Everybody knows the Blues’ story by now as they owned the worst record in the 31-team league in early January at 15-18-4. They then went on a tear to make the playoffs and put together a franchise-record 11-game winning streak in February and finished the campaign at 45-28-9 to rank 12th overall. At the time, their odds of winning the Stanley Cup were pegged at 250 to 1. One fan named Scott Berry actually bet $400 on the Blues at that juncture and raked in $100,000 after game seven. The team’s season slowly began to turn around when Craig Berube replaced the fired Mike Yeo as head coach in November and Binnington was brought up from the minors several weeks later.
O’Reilly and Binnington were the top two candidates for the Conn Smythe Trophy as the most valuable player in the playoffs and the honor went to O’Reilly. He put together a six-game point-scoring streak in the Final and ended it with five goals and four helpers. He and set a new franchise record for points in a single postseason with 23 on eight goals and 15 assists. He also scored the opening goal in four straight games for his team in the Final to become the first player to achieve that feat in 53 years. As for Binnington, he becomes the first rookie in league history to win 16 playoff games in one season and tied the record for most road wins at 10.
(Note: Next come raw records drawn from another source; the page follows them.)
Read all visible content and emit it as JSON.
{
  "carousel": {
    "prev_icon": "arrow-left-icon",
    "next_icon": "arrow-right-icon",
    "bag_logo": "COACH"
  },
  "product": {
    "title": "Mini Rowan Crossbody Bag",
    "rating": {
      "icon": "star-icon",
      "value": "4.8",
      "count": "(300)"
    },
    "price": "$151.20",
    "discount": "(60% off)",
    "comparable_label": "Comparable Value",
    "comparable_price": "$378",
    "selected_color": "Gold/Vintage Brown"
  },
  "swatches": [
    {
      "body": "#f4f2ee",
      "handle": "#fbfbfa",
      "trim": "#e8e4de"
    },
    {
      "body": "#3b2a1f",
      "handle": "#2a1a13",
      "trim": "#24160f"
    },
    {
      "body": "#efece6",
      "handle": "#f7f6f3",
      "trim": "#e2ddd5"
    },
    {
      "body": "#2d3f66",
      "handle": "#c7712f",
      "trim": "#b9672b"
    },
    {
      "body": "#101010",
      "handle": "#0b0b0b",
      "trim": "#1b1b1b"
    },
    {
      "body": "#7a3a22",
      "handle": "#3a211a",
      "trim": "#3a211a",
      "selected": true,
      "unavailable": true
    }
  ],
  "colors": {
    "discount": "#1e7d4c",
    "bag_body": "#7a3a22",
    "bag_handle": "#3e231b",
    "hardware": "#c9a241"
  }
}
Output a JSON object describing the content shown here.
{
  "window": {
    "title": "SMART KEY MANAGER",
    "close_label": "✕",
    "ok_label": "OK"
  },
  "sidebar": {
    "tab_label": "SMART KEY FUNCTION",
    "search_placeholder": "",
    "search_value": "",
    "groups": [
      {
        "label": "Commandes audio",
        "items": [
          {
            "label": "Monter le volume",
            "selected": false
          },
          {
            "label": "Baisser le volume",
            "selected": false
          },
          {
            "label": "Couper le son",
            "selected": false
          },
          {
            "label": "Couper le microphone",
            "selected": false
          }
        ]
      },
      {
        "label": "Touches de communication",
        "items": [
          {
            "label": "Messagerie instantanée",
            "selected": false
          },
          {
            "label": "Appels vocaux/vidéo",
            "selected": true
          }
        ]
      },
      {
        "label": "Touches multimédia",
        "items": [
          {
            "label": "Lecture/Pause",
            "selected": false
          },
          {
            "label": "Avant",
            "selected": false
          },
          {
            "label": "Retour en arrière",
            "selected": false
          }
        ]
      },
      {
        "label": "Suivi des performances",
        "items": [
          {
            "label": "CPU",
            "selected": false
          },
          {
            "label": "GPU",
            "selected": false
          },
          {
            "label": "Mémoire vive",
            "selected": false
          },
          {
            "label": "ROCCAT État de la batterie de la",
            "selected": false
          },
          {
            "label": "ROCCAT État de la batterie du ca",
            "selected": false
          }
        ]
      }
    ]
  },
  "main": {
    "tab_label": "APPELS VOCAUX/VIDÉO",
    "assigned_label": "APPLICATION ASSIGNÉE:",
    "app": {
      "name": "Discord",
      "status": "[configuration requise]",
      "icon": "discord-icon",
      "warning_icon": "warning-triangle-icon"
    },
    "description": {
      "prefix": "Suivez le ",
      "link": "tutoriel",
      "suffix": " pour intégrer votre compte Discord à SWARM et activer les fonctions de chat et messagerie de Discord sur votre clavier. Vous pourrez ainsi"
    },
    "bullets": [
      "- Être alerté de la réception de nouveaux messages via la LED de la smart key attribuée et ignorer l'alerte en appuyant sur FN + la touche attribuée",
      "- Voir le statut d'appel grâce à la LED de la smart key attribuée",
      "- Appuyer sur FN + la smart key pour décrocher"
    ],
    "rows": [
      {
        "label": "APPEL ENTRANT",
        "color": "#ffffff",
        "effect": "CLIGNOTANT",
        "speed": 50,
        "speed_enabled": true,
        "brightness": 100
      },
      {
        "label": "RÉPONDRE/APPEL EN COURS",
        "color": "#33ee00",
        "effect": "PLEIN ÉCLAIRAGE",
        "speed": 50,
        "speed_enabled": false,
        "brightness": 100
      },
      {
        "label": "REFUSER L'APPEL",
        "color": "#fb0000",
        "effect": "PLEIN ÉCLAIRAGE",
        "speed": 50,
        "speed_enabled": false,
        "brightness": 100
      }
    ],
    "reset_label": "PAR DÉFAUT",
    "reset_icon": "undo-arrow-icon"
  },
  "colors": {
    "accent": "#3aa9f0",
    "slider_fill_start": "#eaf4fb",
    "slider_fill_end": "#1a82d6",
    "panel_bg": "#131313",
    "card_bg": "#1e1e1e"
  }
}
It took the Blues 4,046 regular season and 391 playoff games to win the Cup. The victory came in their 42nd postseason appearance and it took 72 total series to hoist the trophy. They became the fourth consecutive club to win the title on the road and the ninth in the last dozen seasons. The Cup has now been won 43 times out of 100 by the visiting team in league history.
The Bruins’ Marchand co-led the playoffs in scoring with O’Reilly with nine goals and 14 assists for 23 points in 24 games. Forward Logan Couture of the San Jose Sharks had 14 goals in 20 outings and Robin Lehner of the New York Islanders had the best save percentage at 93.6 in eight games as well as the best goals-against average at 2.00. The Bruins owned the best power-play in the postseason at 32.4 per cent while the Dallas Stars’ penalty-killing was tops at 94/6 per cent. The Vegas Golden Knights led the way in goals-per game at 3.57 while Boston allowed only 2.12 against.
The 2018/19 season was a roller coaster ride as several of the Stanley Cup favorites were knocked out of the playoffs early, including the reigning cup holders the Washington Capitals and the President’s Trophy-winning Tampa Bay Lightning. The Calgary Flames, who were the top seed in the west, also took it on the chin early on.
Even though the season has just wound up you may be interested in who the favorites are to lift the trophy next season. According to NBC Sports, the oddsmakers list the Tampa Bay Lightning at 6/1 with the Vegas Golden Knights at 7/1. The Bruins, Toronto Maple Leafs and Colorado Avalanche are all 10/1. The Blues are 14/1 with the Sharks and Winnipeg Jets 16/1 while Calgary, the Pittsburgh Penguins and Washington are 20/1.